Thomas Longman, the publisher, began building the house at Farnborough Hill in 1860.
The exiled Empress Eugénie, widow of Emperor Napoleon III of France, later bought and expanded the house in 1880. The Napoleonic bee symbol can be seen in the internal and external decor of the building and is also present on the school badge. The Empress bought other land in Farnborough at around the same time and founded St Michael's Abbey as a mausoleum for her husband's body (relocated from its initial burial place in Chislehurst) and that of her recently deceased son the Prince Imperial who had died fighting with British Forces in the Boer War. The Empress was close friends with Queen Victoria and later become godmother to Victoria Eugénie of Battenberg, daughter of Princess Beatrice. The Epress died, age 94, in 1920.
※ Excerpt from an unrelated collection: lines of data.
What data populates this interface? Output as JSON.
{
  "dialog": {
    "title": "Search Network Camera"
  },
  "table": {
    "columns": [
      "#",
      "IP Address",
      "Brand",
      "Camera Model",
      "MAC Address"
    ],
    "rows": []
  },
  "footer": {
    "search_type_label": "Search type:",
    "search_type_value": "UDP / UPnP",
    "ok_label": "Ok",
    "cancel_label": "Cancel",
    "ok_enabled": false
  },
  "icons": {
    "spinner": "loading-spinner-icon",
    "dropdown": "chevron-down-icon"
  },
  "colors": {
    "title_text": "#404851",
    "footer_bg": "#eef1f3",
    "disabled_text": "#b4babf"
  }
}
The history of the school itself began in 1889 when the Religious of Christian Education established a convent boarding school in Farnborough nearby the hill on which the current school stands called Hillside Convent College and a day school called St Mary's. With the outbreak of war in 1915 the school buildings was commandeered resulting in the temporary closure of both schools. The religious community and Hillside school relocated to Sycamore House (also known as The Sycamores) which was expanded in 1916 to accommodate the reopened day school. At the end of the war the original school buildings were renovated and the school returned to Hillside Convent College in 1921, while the religious community remained at The Sycamores. The school continued to grow and Mother Roantree continued to search for alternative accommodation.